Foreign Minister Radek Sikorski said he was outraged by the outburst of anti-Semitism in Jedwabne and vowed to hunt down the perpetrators.
"This is a perfect example of vandalism and stupidity," added Andrzej Baranowski, spokesman for the police in the nearby city of Bialystok.
The monument was erected in memory of the 300 to 400 Jews who were murdered while the village was occupied by Nazi invaders in July 1941. They were herded into a barn that was set ablaze.
For years, the Jedwabne pogrom was thought to be the work of the Germans.

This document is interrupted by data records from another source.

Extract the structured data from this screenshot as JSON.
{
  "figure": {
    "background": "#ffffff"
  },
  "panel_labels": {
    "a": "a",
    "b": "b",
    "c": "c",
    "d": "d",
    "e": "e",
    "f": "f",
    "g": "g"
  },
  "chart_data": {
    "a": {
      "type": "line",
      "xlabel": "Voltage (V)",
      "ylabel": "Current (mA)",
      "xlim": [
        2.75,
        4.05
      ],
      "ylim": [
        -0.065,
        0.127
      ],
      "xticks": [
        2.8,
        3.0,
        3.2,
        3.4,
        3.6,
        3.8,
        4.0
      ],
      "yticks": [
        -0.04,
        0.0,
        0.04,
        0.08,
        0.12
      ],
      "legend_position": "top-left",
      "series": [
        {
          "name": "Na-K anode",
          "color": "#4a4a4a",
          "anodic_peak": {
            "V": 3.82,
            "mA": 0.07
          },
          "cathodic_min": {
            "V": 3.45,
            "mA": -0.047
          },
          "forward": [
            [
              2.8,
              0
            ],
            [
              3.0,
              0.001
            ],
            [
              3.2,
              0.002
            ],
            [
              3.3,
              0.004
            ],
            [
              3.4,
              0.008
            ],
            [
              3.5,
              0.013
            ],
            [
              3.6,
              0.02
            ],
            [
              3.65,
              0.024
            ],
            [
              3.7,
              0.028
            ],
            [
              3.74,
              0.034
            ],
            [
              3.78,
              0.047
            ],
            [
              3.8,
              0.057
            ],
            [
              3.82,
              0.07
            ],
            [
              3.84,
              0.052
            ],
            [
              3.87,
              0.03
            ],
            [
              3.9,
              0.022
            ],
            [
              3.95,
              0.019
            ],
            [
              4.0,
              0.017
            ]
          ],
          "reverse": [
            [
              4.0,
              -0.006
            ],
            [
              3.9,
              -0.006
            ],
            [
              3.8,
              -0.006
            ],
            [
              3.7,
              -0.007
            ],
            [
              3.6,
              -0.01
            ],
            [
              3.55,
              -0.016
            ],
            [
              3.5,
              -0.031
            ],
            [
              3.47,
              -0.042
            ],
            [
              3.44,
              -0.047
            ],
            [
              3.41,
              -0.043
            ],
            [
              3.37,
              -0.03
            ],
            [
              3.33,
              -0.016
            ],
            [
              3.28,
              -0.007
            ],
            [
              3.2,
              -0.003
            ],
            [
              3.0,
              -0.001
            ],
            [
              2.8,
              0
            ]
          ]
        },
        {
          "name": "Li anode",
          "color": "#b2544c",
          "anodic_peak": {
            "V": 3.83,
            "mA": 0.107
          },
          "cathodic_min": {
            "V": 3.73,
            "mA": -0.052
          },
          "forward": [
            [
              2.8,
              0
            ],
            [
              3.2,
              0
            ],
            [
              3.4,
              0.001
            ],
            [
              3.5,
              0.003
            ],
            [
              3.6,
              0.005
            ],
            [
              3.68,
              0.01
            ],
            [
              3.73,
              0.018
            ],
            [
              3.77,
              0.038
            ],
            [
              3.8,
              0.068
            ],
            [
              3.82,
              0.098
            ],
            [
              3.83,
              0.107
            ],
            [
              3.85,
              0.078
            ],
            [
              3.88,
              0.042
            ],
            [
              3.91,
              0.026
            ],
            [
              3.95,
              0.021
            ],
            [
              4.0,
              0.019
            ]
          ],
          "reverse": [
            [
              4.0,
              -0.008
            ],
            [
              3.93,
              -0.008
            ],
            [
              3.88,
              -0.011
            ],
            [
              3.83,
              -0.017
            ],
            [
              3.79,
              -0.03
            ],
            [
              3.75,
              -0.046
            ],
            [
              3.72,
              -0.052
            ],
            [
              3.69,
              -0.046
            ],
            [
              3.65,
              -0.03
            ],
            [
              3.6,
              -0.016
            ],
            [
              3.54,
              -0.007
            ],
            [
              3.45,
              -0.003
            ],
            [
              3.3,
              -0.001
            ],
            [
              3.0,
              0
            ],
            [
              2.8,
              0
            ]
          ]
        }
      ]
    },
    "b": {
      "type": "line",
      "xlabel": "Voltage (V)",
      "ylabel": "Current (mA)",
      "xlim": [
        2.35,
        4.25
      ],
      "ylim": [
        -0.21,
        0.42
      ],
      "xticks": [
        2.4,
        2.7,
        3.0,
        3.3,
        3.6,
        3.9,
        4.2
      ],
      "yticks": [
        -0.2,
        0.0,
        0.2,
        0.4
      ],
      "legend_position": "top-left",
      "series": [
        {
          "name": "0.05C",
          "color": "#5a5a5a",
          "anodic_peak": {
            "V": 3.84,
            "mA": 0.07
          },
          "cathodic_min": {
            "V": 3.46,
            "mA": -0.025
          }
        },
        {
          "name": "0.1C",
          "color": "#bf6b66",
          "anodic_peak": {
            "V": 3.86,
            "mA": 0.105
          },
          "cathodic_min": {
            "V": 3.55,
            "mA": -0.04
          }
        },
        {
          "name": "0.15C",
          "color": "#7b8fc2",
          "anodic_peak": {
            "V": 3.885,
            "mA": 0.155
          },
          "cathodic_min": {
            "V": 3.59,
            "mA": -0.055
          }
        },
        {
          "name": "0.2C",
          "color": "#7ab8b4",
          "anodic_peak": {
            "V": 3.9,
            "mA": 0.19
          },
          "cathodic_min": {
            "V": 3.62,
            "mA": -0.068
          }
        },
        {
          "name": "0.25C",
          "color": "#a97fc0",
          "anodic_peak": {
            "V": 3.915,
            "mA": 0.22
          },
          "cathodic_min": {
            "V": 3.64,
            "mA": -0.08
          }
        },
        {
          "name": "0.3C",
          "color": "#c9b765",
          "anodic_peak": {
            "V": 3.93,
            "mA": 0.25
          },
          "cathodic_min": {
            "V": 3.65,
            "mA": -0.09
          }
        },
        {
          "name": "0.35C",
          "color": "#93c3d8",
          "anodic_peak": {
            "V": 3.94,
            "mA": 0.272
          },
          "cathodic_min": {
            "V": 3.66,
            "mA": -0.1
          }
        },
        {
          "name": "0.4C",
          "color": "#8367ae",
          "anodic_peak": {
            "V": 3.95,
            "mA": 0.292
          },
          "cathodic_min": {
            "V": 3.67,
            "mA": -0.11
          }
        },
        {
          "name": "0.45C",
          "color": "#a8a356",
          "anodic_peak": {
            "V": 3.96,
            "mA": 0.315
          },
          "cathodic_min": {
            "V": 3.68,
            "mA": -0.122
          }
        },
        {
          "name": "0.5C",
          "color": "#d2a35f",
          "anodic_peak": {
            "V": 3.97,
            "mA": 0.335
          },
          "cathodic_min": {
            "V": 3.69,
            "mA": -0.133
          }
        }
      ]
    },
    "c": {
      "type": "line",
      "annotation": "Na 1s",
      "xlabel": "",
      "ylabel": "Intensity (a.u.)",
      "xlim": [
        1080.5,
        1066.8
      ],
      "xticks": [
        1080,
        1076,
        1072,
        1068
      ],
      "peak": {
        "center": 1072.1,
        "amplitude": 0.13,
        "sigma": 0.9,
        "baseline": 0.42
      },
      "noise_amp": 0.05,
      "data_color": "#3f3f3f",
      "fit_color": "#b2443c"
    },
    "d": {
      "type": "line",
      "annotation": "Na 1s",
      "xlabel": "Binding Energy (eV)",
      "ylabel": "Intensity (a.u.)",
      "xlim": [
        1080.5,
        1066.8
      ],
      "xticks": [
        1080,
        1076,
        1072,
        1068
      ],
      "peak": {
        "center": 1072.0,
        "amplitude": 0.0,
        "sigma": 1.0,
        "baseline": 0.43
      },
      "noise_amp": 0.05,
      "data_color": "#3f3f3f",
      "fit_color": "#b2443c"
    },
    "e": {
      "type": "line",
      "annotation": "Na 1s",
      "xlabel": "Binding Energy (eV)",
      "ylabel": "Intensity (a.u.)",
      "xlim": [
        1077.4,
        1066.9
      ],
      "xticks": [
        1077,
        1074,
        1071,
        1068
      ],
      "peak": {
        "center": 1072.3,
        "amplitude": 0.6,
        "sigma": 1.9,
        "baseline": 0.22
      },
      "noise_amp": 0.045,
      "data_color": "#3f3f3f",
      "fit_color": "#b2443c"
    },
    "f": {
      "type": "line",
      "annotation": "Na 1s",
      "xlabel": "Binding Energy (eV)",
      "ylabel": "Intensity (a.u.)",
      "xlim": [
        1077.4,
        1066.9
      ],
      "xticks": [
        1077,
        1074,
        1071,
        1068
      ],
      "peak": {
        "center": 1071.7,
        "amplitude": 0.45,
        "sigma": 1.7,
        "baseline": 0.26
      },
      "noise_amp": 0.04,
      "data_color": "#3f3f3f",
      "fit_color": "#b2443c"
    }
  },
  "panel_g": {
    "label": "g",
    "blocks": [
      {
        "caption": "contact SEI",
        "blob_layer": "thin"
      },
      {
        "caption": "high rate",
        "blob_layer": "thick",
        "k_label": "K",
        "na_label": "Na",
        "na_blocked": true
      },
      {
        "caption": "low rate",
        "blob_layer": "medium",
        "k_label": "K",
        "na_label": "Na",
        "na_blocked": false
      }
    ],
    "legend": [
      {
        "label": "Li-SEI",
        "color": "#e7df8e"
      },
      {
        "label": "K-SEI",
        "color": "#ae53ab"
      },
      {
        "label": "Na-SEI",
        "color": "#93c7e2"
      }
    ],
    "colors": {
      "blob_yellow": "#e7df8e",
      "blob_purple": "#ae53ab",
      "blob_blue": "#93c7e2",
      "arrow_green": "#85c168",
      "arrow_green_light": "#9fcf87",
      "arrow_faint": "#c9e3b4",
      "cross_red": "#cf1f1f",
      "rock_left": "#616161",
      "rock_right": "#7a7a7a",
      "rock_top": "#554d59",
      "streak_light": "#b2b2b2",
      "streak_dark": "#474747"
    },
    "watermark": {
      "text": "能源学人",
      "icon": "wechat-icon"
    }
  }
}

Then, a decade ago, Princeton history professor Jan Tomasz Gross published a book asserting that local Poles were responsible.
That ignited a nationwide debate over the Holocaust in a country where 6 million Poles - half of them Jewish - perished during the Nazi occupation.
A Polish government probe corrobated most of Gross' findings - and prompted a public apology from then-president Aleksander Kwasniewski to the Jewish community.
Still, a small minority of right wing Poles still refuse to accept their people were involved in the pogrom and have questioned Gross' scholarship and motives.
Gross' father was a Polish Jew who was hidden from the Nazis during the war by his Polish gentile wife.
The Jedwabne desecration came as Poland marked the anniversary of the German attack on Sept. 1, 1939, that touched off World War II.